Sat Jan 28 23:01:37 2017 [INFO] Server key fingerprint is ABA1:F000:D394:8045:672D:73E0:EAE6:F181:19D0:2A62:3791:EFAD:B04E:40B7:B6F9:C40B
Sat Jan 28 23:01:37 2017 [NOTICE] Proxying from 127.0.0.1:51234 to 208.67.220.220:443

> nslookup --port=51234 google.com 127.0.0.1
[0] > nslookup -port=51234 google.com 127.0.0.1
Server:         127.0.0.1
Address:        127.0.0.1#51234

Non-authoritative answer:
Name:   google.com
Address: 216.58.211.14

RPi 2 – Installing from our precompiled binaries

Now that we’ve compiled the binaries for one Raspberry Pi, we can use them on our next one and save 45-60 minutes. Copy your .deb files over, and then install with dpkg:

> sudo dpkg -i libsodium_1.0.11-1_armhf.deb
> sudo dpkg -i dnscrypt-proxy_1.9.4-1_armhf.deb

Then try starting it, and…

> /usr/local/sbin/dnscrypt-proxy -R cisco --ephemeral-keys --local-address=127.0.0.1:51234
/usr/local/sbin/dnscrypt-proxy: error while loading shared libraries: libsodium.so.18: cannot open shared object file: No such file or directory

Heh, of course. There was one command that checkinstall did not capture, and that was invoking ldconfig.
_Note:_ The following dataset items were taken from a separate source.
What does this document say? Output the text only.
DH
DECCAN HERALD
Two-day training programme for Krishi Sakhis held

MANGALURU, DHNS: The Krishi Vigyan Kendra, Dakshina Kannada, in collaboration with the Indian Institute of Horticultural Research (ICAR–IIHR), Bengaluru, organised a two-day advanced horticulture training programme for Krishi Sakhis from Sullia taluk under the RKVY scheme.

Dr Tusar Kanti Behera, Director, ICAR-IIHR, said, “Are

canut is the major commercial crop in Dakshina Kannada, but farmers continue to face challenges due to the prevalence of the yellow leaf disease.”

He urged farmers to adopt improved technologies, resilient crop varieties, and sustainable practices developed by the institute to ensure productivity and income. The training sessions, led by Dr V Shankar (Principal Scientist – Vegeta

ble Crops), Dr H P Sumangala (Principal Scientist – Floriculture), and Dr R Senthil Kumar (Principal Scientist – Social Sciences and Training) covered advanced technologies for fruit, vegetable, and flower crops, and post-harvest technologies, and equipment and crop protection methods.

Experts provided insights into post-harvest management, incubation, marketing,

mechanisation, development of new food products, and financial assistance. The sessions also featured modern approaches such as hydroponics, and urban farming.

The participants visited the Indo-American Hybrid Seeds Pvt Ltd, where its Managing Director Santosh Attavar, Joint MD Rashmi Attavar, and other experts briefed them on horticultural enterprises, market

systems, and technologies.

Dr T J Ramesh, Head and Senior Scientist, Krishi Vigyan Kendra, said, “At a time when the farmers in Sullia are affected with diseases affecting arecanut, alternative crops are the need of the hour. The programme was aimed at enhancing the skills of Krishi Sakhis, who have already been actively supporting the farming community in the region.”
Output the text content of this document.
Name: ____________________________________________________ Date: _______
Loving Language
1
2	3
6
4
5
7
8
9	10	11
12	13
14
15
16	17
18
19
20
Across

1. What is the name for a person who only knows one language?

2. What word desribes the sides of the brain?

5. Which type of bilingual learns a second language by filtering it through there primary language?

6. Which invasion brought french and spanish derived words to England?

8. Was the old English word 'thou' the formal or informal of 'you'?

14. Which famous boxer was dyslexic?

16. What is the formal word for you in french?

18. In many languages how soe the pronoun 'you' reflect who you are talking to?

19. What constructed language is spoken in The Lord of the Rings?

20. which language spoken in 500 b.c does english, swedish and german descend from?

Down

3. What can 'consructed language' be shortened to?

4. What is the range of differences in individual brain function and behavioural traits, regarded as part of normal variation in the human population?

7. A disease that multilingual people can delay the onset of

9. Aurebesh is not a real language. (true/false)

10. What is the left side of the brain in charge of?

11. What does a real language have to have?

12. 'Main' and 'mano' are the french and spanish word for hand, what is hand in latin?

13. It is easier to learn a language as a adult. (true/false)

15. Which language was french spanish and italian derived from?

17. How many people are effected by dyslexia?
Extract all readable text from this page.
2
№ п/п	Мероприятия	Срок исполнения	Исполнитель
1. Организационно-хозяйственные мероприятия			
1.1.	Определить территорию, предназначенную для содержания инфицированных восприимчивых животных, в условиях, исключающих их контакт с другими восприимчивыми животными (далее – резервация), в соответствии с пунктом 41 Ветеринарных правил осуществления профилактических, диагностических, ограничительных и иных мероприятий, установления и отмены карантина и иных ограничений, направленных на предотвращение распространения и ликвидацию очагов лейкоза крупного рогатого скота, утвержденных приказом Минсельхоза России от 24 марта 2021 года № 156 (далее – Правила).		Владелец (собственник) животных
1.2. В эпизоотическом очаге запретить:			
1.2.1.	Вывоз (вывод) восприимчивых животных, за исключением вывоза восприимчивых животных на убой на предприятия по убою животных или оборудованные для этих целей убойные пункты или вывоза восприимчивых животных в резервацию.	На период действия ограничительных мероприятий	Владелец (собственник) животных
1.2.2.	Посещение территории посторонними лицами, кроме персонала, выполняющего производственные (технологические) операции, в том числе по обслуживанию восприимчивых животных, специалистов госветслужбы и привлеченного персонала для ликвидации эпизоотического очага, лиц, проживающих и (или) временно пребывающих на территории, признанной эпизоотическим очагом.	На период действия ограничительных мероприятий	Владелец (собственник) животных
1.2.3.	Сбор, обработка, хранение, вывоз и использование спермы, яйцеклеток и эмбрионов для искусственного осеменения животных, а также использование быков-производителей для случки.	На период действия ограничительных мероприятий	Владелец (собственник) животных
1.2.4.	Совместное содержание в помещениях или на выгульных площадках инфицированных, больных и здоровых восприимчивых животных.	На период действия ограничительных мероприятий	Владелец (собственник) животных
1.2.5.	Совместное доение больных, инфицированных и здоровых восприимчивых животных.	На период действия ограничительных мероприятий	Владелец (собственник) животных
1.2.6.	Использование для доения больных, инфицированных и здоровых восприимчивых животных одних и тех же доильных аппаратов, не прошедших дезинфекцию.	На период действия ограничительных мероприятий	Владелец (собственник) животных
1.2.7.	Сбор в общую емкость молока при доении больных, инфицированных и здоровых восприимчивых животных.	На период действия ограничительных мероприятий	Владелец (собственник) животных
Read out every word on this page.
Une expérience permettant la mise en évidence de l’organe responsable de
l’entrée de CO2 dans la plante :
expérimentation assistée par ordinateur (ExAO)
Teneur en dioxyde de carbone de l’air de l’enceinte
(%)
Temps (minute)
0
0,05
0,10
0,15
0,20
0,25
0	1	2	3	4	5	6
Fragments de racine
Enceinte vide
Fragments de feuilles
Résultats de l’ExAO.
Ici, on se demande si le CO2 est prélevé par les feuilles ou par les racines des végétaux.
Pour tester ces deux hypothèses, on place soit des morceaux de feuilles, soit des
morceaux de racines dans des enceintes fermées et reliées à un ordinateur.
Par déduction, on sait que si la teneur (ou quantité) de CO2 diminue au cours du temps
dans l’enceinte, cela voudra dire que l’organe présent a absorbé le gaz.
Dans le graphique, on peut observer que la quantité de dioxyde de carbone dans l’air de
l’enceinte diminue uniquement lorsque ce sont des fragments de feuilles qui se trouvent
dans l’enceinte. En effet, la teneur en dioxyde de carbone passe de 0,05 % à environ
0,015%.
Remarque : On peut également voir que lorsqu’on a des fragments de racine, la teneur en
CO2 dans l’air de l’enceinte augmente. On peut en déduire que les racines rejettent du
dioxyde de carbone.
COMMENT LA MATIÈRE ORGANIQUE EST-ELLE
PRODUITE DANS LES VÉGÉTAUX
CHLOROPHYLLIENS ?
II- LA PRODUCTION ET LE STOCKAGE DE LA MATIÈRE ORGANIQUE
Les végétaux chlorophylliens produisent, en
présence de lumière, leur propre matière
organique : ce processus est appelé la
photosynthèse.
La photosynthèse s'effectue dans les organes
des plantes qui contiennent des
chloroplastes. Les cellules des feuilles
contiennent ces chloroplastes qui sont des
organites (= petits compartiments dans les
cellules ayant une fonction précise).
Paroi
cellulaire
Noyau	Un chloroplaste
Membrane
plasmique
All we have to do is run it first:

> sudo ldconfig
> /usr/local/sbin/dnscrypt-proxy -R cisco --ephemeral-keys --local-address=127.0.0.1:51234
Sat Jan 28 22:54:33 2017 [INFO] - [cisco] does not support DNS Security Extensions
Sat Jan 28 22:54:33 2017 [WARNING] - [cisco] logs your activity - a different provider might be better a choice if privacy is a concern
Sat Jan 28 22:54:33 2017 [NOTICE] Starting dnscrypt-proxy 1.9.4
Sat Jan 28 22:54:33 2017 [INFO] Ephemeral keys enabled - generating a new seed
Sat Jan 28 22:54:33 2017 [INFO] Done
Sat Jan 28 22:54:33 2017 [INFO] Server certificate with serial #1463092899 received
Sat Jan 28 22:54:33 2017 [INFO] This certificate is valid
Sat Jan 28 22:54:33 2017 [INFO] Chosen certificate #1463092899 is valid from [2016-05-12] to [2017-05-12]
Sat Jan 28 22:54:33 2017 [INFO] The key rotation period for this server may exceed the recommended value. This is bad for forward secrecy.
Sat Jan 28 22:54:33 2017 [INFO] Server key fingerprint is ABA1:F000:D394:8045:672D:73E0:EAE6:F181:19D0:2A62:3791:EFAD:B04E:40B7:B6F9:C40B
Sat Jan 28 22:54:33 2017 [NOTICE] Proxying from 127.0.0.1:51234 to 208.67.220.220:443

> nslookup -port=51234 google.com 127.0.0.1
Server:         127.0.0.1
Address:        127.0.0.1#51234

Non-authoritative answer:
Name:   google.com
Address: 216.58.208.142

And that’s it, installed on both Pis.

This has already been a fairly long post, so I will leave more in-depth configuration of dnscrypt-proxy for another day.